The path to being mindful of acquiring and keeping things in your life is long and windy, but it does pay off in the end, and is how:
Money stops mysteriously disappearing from your bank account
Bea Johnson claims that living a Zero Waste lifestyle helped her family cut their expenses by 40 percent. While Bea is certainly more of an extreme example, even taking less drastic measures like buying second-hand or just generally buying less stuff will likely result in you either actually saving some money, or spending the same amount as you used to, but buying fewer higher-quality items which will look better and last longer. Both are pretty good scenarios.
You feel like you have more control over your life
Owning things comes with responsibilities, which may become overwhelming when piled on top of all the other commitments you already have in life. Having a more limited number of items to take care of will save you some mental space and give you a nice “I can manage it” feeling.
Cleaning is a lot easier
An easy one – the fewer items you own, the easier it is to keep them clean and neat. No more wiping dust off your porcelain lemur collection which you haven’t actually been into since you were 18 (why do people still keep giving you porcelain lemurs?!).
You have more free time
Shopping takes time (online shopping takes A LOT of time). Returning or reselling items that don’t fit or that you don’t like anymore takes time. Cleaning, fixing, and organising stuff takes time. Wouldn’t it be nice to free up some of it by buying and owning, say, 20% less? And that’s if you just make a few better buying choices here and there. Now imagine going full-on minimalist and actually being able to reduce your work hours simply because you don’t need a new pair of fancy shoes every couple of months, a big expensive apartment in which to store them, and a car to drive you to the shops to buy them.

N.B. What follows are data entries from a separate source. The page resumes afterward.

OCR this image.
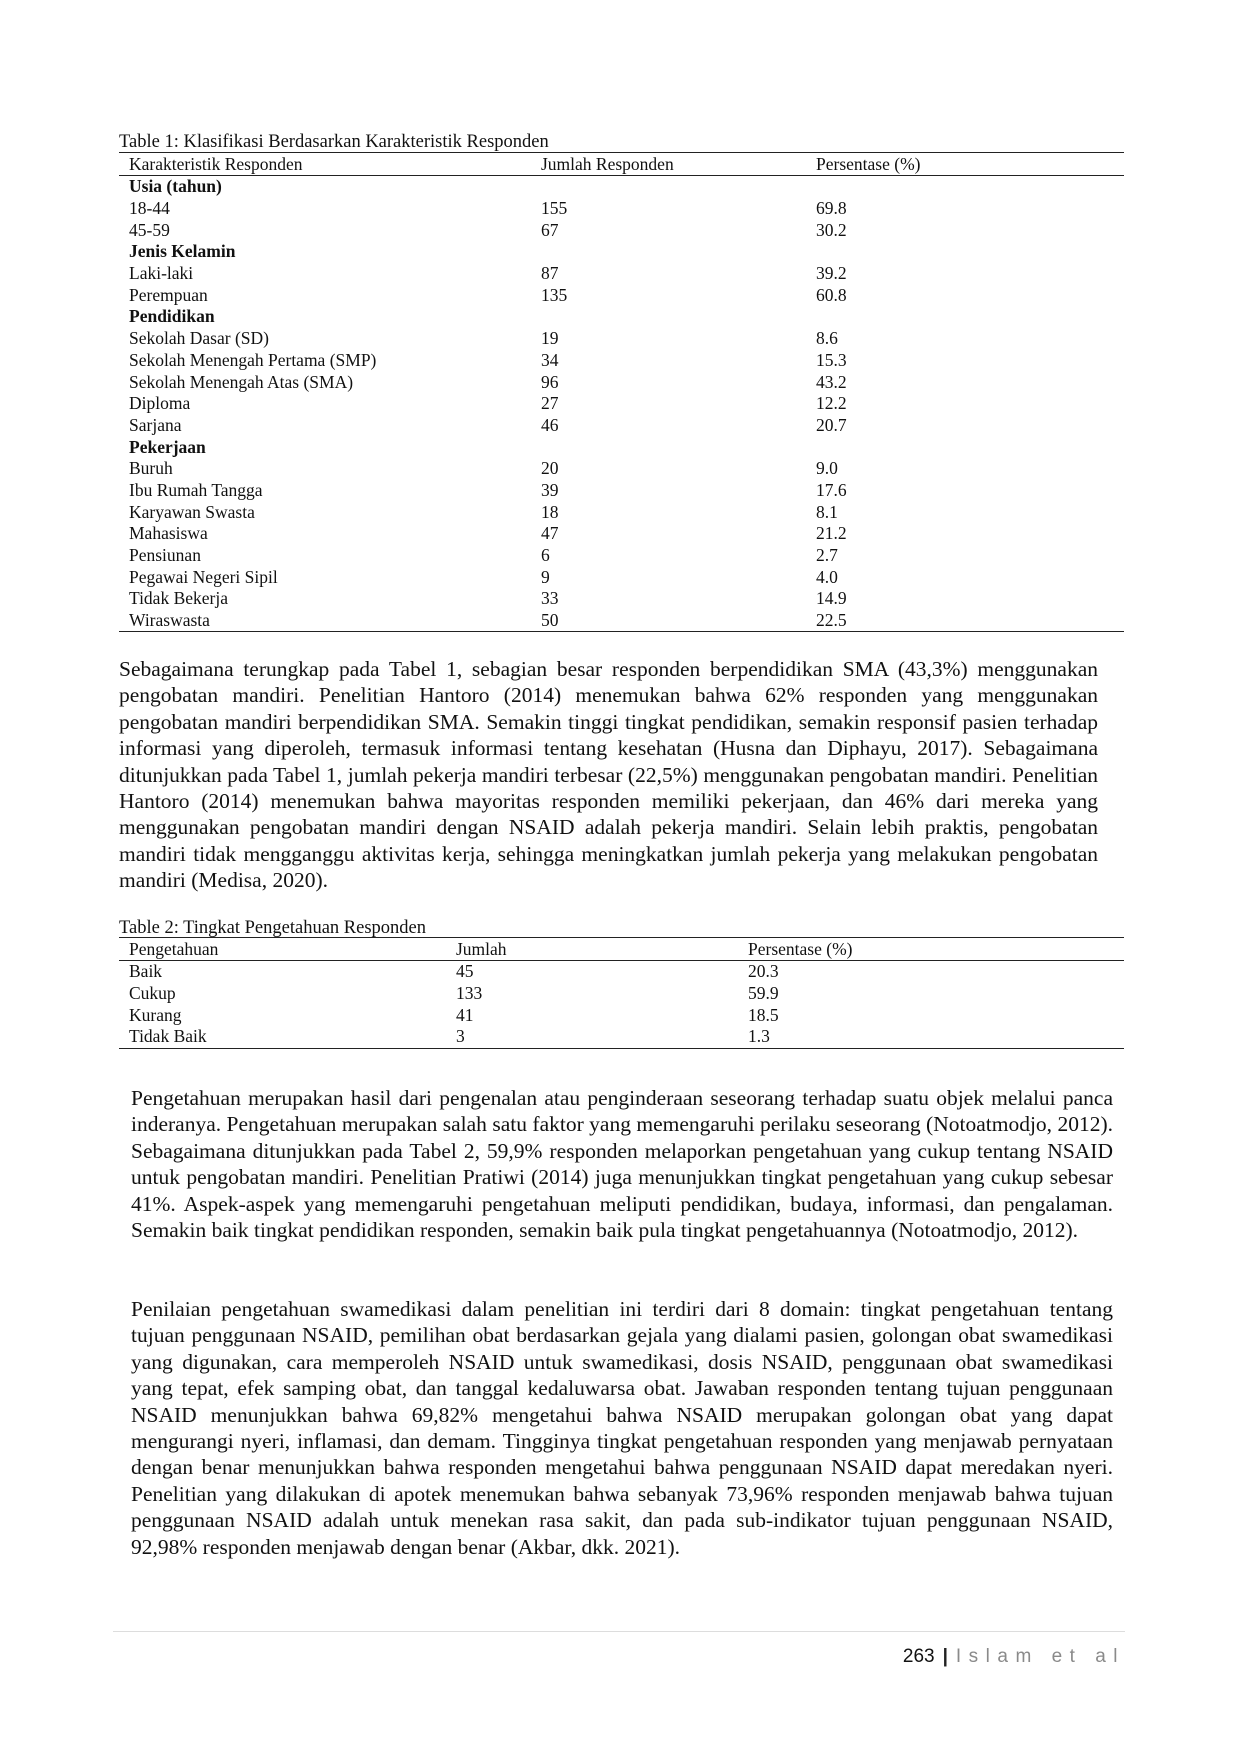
Table 1: Klasifikasi Berdasarkan Karakteristik Responden
Karakteristik Responden	Jumlah Responden	Persentase (%)
Usia (tahun)		
18-44	155	69.8
45-59	67	30.2
Jenis Kelamin		
Laki-laki	87	39.2
Perempuan	135	60.8
Pendidikan		
Sekolah Dasar (SD)	19	8.6
Sekolah Menengah Pertama (SMP)	34	15.3
Sekolah Menengah Atas (SMA)	96	43.2
Diploma	27	12.2
Sarjana	46	20.7
Pekerjaan		
Buruh	20	9.0
Ibu Rumah Tangga	39	17.6
Karyawan Swasta	18	8.1
Mahasiswa	47	21.2
Pensiunan	6	2.7
Pegawai Negeri Sipil	9	4.0
Tidak Bekerja	33	14.9
Wiraswasta	50	22.5

Sebagaimana terungkap pada Tabel 1, sebagian besar responden berpendidikan SMA (43,3%) menggunakan pengobatan mandiri. Penelitian Hantoro (2014) menemukan bahwa 62% responden yang menggunakan pengobatan mandiri berpendidikan SMA. Semakin tinggi tingkat pendidikan, semakin responsif pasien terhadap informasi yang diperoleh, termasuk informasi tentang kesehatan (Husna dan Diphayu, 2017). Sebagaimana ditunjukkan pada Tabel 1, jumlah pekerja mandiri terbesar (22,5%) menggunakan pengobatan mandiri. Penelitian Hantoro (2014) menemukan bahwa mayoritas responden memiliki pekerjaan, dan 46% dari mereka yang menggunakan pengobatan mandiri dengan NSAID adalah pekerja mandiri. Selain lebih praktis, pengobatan mandiri tidak mengganggu aktivitas kerja, sehingga meningkatkan jumlah pekerja yang melakukan pengobatan mandiri (Medisa, 2020).

Table 2: Tingkat Pengetahuan Responden
Pengetahuan	Jumlah	Persentase (%)
Baik	45	20.3
Cukup	133	59.9
Kurang	41	18.5
Tidak Baik	3	1.3

Pengetahuan merupakan hasil dari pengenalan atau penginderaan seseorang terhadap suatu objek melalui panca inderanya. Pengetahuan merupakan salah satu faktor yang memengaruhi perilaku seseorang (Notoatmodjo, 2012). Sebagaimana ditunjukkan pada Tabel 2, 59,9% responden melaporkan pengetahuan yang cukup tentang NSAID untuk pengobatan mandiri. Penelitian Pratiwi (2014) juga menunjukkan tingkat pengetahuan yang cukup sebesar 41%. Aspek-aspek yang memengaruhi pengetahuan meliputi pendidikan, budaya, informasi, dan pengalaman. Semakin baik tingkat pendidikan responden, semakin baik pula tingkat pengetahuannya (Notoatmodjo, 2012).

Penilaian pengetahuan swamedikasi dalam penelitian ini terdiri dari 8 domain: tingkat pengetahuan tentang tujuan penggunaan NSAID, pemilihan obat berdasarkan gejala yang dialami pasien, golongan obat swamedikasi yang digunakan, cara memperoleh NSAID untuk swamedikasi, dosis NSAID, penggunaan obat swamedikasi yang tepat, efek samping obat, dan tanggal kedaluwarsa obat. Jawaban responden tentang tujuan penggunaan NSAID menunjukkan bahwa 69,82% mengetahui bahwa NSAID merupakan golongan obat yang dapat mengurangi nyeri, inflamasi, dan demam. Tingginya tingkat pengetahuan responden yang menjawab pernyataan dengan benar menunjukkan bahwa responden mengetahui bahwa penggunaan NSAID dapat meredakan nyeri. Penelitian yang dilakukan di apotek menemukan bahwa sebanyak 73,96% responden menjawab bahwa tujuan penggunaan NSAID adalah untuk menekan rasa sakit, dan pada sub-indikator tujuan penggunaan NSAID, 92,98% responden menjawab dengan benar (Akbar, dkk. 2021).

263 | Islam et al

Now, the big question that remains is – which things actually are worth buying and keeping? And it’s not an easy one to answer, especially after years of impulse buying to cheer yourself up, boost your self-esteem, or simply as a result of falling into the traps of seasonal sales, Black Fridays, and two-for-one offers. There’s no other way to figure it out but to give yourself time to figure it out, to observe your habits and needs, and, hell, maybe even seeing if something actually “sparks joy”.